I agree that the lineup is in itself innocuous–there’s nothing wrong with self-help offerings. And there’s nothing wrong with romance *functioning* as self-help either; that’s one way books can be read. But my initial reaction to the combination was that it fit a little uncomfortably.
Innocuous yes, but if their desire was to cater to me as a ‘typical’ romance readers it would replace: memoirs, health, diet, fitness, self-help, motivational and relationship books that cater to women
with: bioscience, techno-gadgets, postmodern philosophy, polical satire, manga and fetish photography that caters to women.
It looks, to me, a little like a massive stereotype about femininity in general and romance readers in particular.
Just so. But again, probably massively marketable.
I wonder, though–RWA seems to be all over romance readers’ basic demographics, and I tend to assume Harlequin’s savvy about what their readers want, but are there more detailed data out there on other reading and lifestyle factors? My list of other books would look more like veinglory’s than like Harlequin’s, and while I’m not claiming to be typical, I doubt I’m that rare a bird.

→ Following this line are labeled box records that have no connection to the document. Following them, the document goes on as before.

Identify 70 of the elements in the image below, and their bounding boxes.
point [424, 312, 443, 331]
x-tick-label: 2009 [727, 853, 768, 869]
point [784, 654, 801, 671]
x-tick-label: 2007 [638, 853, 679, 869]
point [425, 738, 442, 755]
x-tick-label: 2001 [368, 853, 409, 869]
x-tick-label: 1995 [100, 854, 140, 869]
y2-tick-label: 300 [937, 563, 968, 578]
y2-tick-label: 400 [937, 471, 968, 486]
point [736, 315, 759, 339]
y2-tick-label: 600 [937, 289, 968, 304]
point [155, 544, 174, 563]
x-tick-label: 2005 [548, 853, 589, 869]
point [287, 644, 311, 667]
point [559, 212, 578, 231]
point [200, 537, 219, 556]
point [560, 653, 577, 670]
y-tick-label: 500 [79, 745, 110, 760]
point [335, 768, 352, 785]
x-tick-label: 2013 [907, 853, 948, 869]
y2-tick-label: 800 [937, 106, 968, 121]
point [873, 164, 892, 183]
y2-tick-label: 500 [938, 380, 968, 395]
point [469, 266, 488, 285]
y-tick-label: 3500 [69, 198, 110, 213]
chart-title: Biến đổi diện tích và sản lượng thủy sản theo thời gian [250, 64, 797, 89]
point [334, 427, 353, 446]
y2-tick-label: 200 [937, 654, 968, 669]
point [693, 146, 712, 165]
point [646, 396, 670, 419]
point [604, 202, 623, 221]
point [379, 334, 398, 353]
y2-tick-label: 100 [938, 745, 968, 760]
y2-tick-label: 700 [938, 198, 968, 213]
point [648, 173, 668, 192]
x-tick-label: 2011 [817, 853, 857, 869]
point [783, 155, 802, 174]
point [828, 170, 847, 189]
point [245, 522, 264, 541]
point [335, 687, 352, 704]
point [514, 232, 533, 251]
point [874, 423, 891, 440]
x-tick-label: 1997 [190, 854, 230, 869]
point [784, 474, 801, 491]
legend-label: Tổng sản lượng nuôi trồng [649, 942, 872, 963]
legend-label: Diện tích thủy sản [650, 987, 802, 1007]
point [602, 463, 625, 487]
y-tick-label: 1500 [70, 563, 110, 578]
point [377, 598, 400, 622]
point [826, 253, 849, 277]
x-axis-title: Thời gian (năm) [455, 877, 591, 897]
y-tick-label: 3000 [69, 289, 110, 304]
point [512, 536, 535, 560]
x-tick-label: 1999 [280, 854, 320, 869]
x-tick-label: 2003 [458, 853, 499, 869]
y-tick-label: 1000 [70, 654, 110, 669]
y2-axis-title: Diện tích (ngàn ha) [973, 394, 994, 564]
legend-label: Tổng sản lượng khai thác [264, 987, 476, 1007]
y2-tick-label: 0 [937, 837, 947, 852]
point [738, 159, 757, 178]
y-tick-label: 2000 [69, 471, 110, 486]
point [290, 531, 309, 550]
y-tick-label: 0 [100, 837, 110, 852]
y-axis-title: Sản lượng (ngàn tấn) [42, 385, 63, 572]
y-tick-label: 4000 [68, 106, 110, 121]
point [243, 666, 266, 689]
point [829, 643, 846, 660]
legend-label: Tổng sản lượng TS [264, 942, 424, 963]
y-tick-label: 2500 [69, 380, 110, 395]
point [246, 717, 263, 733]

RT’s description of their ‘average’ reader is a 30’s woman with an degree. That is a demographic that is pretty culturally diverse. I think the readership is broad enough for them to mine some new non-fiction opportunities. I mean the self-help and muffins crowd are already pretty well catered to. But I can’t find a magazine that interests me to save my life.
I agree; I find that list of topics depressing. For good or for ill, a lot of people see HQ as the exemplar of women’s fiction/what women readers want, and by picking those particular subjects they do support the stereotype of romance readers as lonely fools who just can’t resist a piece of chocolate, giggle.
Nothing’s wrong with any of those topics in themselves, I don’t mean that. It’s that HQ is focusing solely on them that’s the problem. If they were publishing those topics along with, say, historical nonfiction or social issue topics, it wouldn’t be an issue for me (and I do think they’re seriously missing out by not publishing historical nonfiction; I think a sort of “Everyday life in Regency/Medieval/whatever England” or “in the old West” or whatever would fly off the shelves. Books on writing would sell well too, I imagine.
Lol on “the self-help and muffins crowd” veinglory. Awesome.
This one actually made me cringe:
113 Things to Do By 13 by Brittany and Terri Macleod. This
one-of-a-kind, celebrity-driven book is packed with lists,
how-to’s, the hottest stars and all things tweens should do,
contemplate or gossip about before they hit the age of 13.
I’m glad no one told me what to do, contemplate or gossip about at that age based on celebrities.
Looking at the list in the linked article, I don't do collections of ‘inspirational’ essays, how-to-lose-weight books, or puzzles. I think they'll all sell well, lots of people seem to like that type of book. The lingerie book looks fun.
But I have to say that Harlequin gets a free pass to publish a lot of stuff I don't personally like in return for reprinting the Ida Cook memoir.
I hate those annual Harlequin survey things but I think that they did them to get a sense of what to publish for its non fiction line (I’m totally speculating here and have no inside information). They are pretty savvy about what its readership wants to read.
I guess I don’t find the line up to be so offensive because every publishing house has gross titles.